Оскар Уайльд с улыбкой наблюдал за тем, как поэты, которые только что готовы были накинуться друг на друга, теперь оживленно обсуждали какую-то окололитературную небылицу, хохоча во все горло. Несмотря на то что ему с ними на самом деле не о чем было говорить – все-таки разница в мировоззрении ощущалась, – он получал определенное удовольствие от общения с этой парочкой. Интересно, как бы они повели себя, если бы получили шанс выбраться отсюда наружу? Неужели принялись бы за старое и повторили бы свои ошибки? Задумавшись о прежней жизни, Уайльд помрачнел – и он не избежал фатальных ошибок, главной из которых, конечно, была его любовь к Бози. Нет, нет, в ней не было ничего предосудительного, но некоторые люди, от которых зависела его судьба, посчитали иначе. Да, как он однажды уже говорил в зале суда, мир этого не понимает и ставит человека, обвиненного в любви, к позорному столбу.
– О чем вы задумались, милейший сэр? – поинтересовался Есенин, достаточно фамильярно и весьма ощутимо хлопнув его по плечу.
Не ожидавший этого Оскар покачнулся и упал бы, если бы великан не подхватил его.
– Ну, это уже слишком! – вскипел Уайльд, наступая на белокурого молодого человека, который, правда, ничуть не испугался.
Как ни в чем не бывало, он еще раз ткнул англичанина кулаком в плечо и заявил:
– Да ладно тебе, Ося! Свои же все здесь. Пойдем-ка лучше выпьем чего-нибудь прозрачного. Как тебе такое предложение?
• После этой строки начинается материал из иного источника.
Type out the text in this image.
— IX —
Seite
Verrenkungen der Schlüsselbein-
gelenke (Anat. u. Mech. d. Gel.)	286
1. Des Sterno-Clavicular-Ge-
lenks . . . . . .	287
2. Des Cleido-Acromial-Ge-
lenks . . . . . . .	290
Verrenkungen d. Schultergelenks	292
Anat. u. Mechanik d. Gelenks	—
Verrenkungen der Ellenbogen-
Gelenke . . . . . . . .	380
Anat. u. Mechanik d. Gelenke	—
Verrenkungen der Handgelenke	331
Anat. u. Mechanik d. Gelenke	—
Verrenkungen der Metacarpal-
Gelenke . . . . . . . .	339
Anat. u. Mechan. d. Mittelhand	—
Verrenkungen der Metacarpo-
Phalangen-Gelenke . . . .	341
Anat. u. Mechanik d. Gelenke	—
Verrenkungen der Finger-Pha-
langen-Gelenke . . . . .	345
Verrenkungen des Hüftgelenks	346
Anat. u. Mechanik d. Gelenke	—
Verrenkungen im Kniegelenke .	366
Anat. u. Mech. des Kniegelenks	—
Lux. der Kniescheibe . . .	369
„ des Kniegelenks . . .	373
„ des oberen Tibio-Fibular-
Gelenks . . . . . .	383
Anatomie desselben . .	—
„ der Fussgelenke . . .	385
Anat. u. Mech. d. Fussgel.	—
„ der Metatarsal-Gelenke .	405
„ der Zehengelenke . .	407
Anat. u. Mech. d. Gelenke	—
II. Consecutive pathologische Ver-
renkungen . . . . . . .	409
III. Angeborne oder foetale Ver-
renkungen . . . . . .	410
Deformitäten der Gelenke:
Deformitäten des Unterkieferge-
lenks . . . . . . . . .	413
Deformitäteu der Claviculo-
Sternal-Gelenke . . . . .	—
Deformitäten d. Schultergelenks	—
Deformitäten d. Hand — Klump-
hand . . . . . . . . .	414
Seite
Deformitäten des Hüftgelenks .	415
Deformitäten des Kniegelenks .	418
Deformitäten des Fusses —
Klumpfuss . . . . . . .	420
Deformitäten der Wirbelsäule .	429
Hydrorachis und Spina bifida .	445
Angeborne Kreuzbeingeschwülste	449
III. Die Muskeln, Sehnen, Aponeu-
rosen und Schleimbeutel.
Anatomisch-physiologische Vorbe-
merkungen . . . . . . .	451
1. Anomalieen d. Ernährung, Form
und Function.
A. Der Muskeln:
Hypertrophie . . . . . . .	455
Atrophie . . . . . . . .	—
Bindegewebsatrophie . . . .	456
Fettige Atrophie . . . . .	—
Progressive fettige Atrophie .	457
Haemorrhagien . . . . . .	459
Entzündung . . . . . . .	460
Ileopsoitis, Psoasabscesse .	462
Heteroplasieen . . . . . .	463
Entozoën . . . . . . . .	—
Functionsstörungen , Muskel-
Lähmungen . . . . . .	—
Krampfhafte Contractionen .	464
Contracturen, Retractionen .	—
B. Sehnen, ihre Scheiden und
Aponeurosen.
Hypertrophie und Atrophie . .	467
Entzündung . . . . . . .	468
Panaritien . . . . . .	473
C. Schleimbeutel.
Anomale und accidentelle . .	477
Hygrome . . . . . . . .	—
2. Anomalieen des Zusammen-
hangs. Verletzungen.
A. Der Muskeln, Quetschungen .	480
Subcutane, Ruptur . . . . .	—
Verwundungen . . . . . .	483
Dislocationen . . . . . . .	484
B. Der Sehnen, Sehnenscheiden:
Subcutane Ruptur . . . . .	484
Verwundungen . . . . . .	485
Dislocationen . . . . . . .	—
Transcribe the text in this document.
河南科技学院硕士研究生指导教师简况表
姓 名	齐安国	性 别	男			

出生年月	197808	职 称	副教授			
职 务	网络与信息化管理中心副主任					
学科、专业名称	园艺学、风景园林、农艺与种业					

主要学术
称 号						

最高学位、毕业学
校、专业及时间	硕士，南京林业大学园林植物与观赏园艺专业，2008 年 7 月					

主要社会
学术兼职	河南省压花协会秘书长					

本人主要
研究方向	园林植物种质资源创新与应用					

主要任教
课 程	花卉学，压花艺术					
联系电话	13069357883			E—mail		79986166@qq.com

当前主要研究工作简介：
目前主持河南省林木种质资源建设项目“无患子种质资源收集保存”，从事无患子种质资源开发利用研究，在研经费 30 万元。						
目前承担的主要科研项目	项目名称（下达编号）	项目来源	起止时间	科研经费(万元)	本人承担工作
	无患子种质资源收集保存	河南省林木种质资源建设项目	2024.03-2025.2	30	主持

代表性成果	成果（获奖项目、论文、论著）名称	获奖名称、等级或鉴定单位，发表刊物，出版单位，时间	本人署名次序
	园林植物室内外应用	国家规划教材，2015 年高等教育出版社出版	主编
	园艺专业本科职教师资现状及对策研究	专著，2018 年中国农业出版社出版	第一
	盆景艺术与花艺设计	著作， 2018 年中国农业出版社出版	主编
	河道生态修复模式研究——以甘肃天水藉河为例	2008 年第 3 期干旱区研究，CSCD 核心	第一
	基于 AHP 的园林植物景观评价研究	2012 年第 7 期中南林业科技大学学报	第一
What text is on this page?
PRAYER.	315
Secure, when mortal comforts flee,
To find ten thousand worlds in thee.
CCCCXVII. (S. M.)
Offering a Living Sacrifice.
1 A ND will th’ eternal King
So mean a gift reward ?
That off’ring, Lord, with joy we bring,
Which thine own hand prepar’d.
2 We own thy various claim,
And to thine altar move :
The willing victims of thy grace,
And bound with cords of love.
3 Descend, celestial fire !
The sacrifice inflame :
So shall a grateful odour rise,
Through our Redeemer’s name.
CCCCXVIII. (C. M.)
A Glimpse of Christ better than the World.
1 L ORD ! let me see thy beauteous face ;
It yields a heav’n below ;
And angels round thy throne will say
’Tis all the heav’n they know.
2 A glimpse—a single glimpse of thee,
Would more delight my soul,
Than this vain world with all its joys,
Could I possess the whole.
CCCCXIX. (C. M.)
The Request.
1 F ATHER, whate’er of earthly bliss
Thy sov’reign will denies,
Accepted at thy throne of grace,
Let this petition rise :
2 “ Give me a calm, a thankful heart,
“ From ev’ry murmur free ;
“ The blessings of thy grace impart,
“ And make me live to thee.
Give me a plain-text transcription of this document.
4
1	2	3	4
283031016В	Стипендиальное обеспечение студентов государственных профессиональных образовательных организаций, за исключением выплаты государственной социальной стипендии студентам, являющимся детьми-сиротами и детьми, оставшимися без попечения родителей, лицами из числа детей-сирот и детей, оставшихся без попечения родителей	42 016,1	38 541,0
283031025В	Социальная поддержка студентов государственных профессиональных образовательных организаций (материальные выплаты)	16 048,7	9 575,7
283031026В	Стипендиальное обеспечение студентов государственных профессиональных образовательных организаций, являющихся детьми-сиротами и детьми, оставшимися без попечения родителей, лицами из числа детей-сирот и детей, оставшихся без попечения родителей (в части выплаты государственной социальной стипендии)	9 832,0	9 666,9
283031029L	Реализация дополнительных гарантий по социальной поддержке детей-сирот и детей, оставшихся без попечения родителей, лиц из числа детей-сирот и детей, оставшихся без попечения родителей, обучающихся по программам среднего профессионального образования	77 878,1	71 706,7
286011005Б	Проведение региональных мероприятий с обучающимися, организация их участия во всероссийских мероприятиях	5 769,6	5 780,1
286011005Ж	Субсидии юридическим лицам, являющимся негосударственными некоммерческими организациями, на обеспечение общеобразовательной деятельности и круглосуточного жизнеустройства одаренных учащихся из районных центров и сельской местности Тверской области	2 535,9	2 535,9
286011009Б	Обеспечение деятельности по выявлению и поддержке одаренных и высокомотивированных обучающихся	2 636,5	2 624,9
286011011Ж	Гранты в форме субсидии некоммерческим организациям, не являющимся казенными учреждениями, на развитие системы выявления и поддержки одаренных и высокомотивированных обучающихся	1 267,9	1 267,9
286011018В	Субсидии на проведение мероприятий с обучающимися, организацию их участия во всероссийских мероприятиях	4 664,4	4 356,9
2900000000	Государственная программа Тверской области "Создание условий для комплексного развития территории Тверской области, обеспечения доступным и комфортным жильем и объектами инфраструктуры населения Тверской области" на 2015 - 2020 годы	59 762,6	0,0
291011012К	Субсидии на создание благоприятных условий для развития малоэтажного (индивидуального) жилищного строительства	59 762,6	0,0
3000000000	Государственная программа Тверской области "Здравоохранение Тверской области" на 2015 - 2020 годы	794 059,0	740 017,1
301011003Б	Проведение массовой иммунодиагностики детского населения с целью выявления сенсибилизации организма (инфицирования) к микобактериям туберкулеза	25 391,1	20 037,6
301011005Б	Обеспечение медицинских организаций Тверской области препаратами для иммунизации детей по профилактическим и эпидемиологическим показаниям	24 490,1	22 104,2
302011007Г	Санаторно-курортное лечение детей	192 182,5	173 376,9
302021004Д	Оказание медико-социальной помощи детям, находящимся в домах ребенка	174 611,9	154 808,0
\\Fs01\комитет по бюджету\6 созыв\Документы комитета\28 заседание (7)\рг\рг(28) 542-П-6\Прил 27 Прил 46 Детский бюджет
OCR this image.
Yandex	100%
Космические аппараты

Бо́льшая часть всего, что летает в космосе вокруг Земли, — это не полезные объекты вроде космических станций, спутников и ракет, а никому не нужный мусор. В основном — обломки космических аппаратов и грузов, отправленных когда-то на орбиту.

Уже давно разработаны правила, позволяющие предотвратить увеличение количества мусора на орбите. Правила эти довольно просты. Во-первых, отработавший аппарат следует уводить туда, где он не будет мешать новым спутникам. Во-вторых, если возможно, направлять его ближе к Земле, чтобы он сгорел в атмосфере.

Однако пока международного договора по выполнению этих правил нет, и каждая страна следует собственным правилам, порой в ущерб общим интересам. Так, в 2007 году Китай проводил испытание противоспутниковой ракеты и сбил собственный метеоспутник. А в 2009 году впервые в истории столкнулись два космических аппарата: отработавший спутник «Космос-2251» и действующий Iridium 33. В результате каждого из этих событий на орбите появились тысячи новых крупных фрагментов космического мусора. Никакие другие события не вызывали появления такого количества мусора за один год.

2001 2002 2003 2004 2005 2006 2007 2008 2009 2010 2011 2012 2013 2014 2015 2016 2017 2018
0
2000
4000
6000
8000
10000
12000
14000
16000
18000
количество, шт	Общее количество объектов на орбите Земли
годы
Уайльд хотел было резко ответить этому голубоглазому наглецу, но вдруг понял, что совершенно не сердится на него – напротив, идея о походе в кабак показалась ему достаточно заманчивой. Настолько, что он, несмотря на то что всегда с осуждением относился к плебейской обстановке подобных заведений, тут же согласился составить ему компанию.
– Вот это другое дело! Наш человек! – Маяковский с Есениным радостно обняли слегка ошалевшего от такого напора поэта и, уже не выпуская его из рук, как цыгане, поймавшие в свои сети богатого простака, отправились реализовывать задуманное.
Когда троица скрылась из вида, из-за колонны, стоящей немного поодаль, вышел человек весьма примечательной наружности: его орлиный нос казался еще больше на исхудавшем аскетическом лице, а острые беспокойные глаза говорили то ли о внутреннем дискомфорте, то ли о пережитой личной трагедии. На вид ему было едва ли больше сорока лет, однако он горбился и носил платье наподобие власяницы, отчего выглядел намного старше своего возраста. Проводив поэтов долгим недобрым взглядом, будто они помешали ему заниматься каким-то важным делом, он развернулся и побрел в противоположную сторону, периодически останавливаясь и тревожно оглядываясь по сторонам.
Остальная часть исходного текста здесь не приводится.